The most interesting of these alphabets is the Tschichold. It was published as a pull-out section of Typographische Mitteilungen, March 1930, under the weary title “noch eine neue schrift” (“yet another new alphabet”). But, Tschichold explained, this was not just a set of new forms. It was part of the collective attempt to come to terms with the problems of alphabetic representation: a live issue in Germany at the time. Tschichold’s typewritten annotations to the specimen have been omitted from almost every subsequent reproduction of the letters. But you can see them reprinted with the whole article in the edition of Tschichold’s writings edited and published by Günter Bose and Erich Brinkmann. What does Architype Tschichold do with this exploration of phonetics? Throws it away, by adding characters such as “k,” “y,” “z” and “ß.” This undermines the foundation of the alphabet. It is like adding a pitched roof to the Bauhaus buildings.
The Tschichold alphabet may serve to remind us that formal innovation has meaning only when connected to a context of human need and use. Any life in the relics of Modernism comes from this connection. The Architype adaptations are without it. So too are the Fuse alphabets, which have not been able to escape from the trap of empty formal play.

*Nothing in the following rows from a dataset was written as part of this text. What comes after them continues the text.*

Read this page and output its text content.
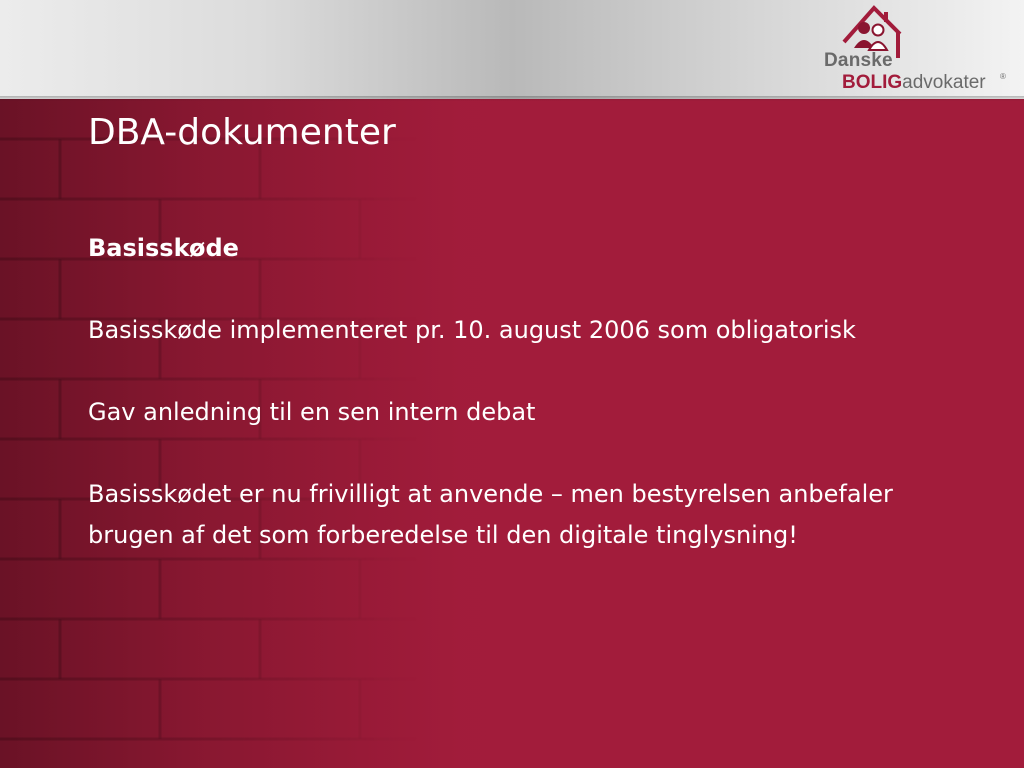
Danske
BOLIGadvokater ®
DBA-dokumenter

Basisskøde

Basisskøde implementeret pr. 10. august 2006 som obligatorisk

Gav anledning til en sen intern debat

Basisskødet er nu frivilligt at anvende – men bestyrelsen anbefaler brugen af det som forberedelse til den digitale tinglysning!
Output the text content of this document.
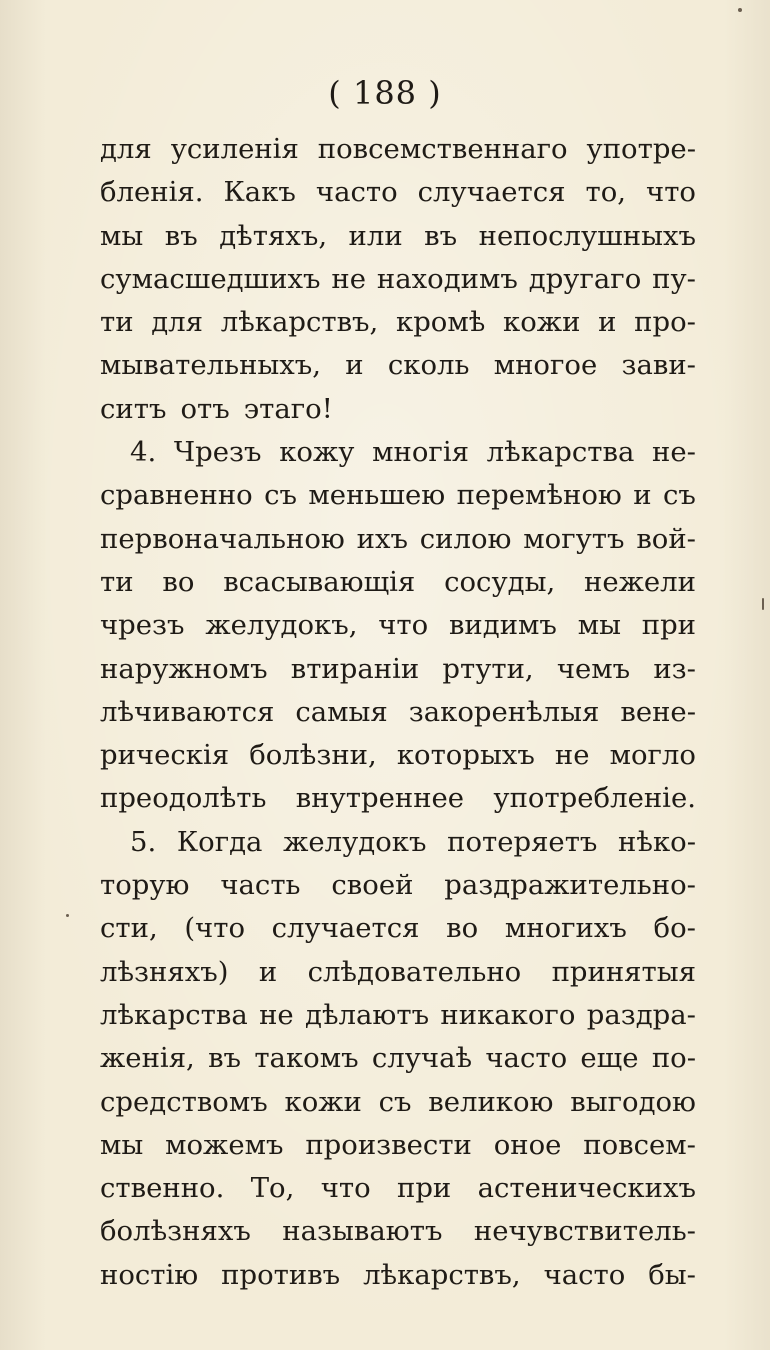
( 188 )
для усиленія повсемственнаго употре-
бленія. Какъ часто случается то, что
мы въ дѣтяхъ, или въ непослушныхъ
сумасшедшихъ не находимъ другаго пу-
ти для лѣкарствъ, кромѣ кожи и про-
мывательныхъ, и сколь многое зави-
ситъ отъ этаго!
4. Чрезъ кожу многія лѣкарства не-
сравненно съ меньшею перемѣною и съ
первоначальною ихъ силою могутъ вой-
ти во всасывающія сосуды, нежели
чрезъ желудокъ, что видимъ мы при
наружномъ втираніи ртути, чемъ из-
лѣчиваются самыя закоренѣлыя вене-
рическія болѣзни, которыхъ не могло
преодолѣть внутреннее употребленіе.
5. Когда желудокъ потеряетъ нѣко-
торую часть своей раздражительно-
сти, (что случается во многихъ бо-
лѣзняхъ) и слѣдовательно принятыя
лѣкарства не дѣлаютъ никакого раздра-
женія, въ такомъ случаѣ часто еще по-
средствомъ кожи съ великою выгодою
мы можемъ произвести оное повсем-
ственно. То, что при астеническихъ
болѣзняхъ называютъ нечувствитель-
ностію противъ лѣкарствъ, часто бы-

There are areas of socio-linguistic need that could provide work for typeface designers. The resurgence of minority languages and scripts, and the possibilities that digital technology offers here; typefaces for disadvantaged readers; alphabets for new technologies of information capture and display. These are all areas where formal innovation becomes necessary rather than just pretty. The logic of Modernism points there.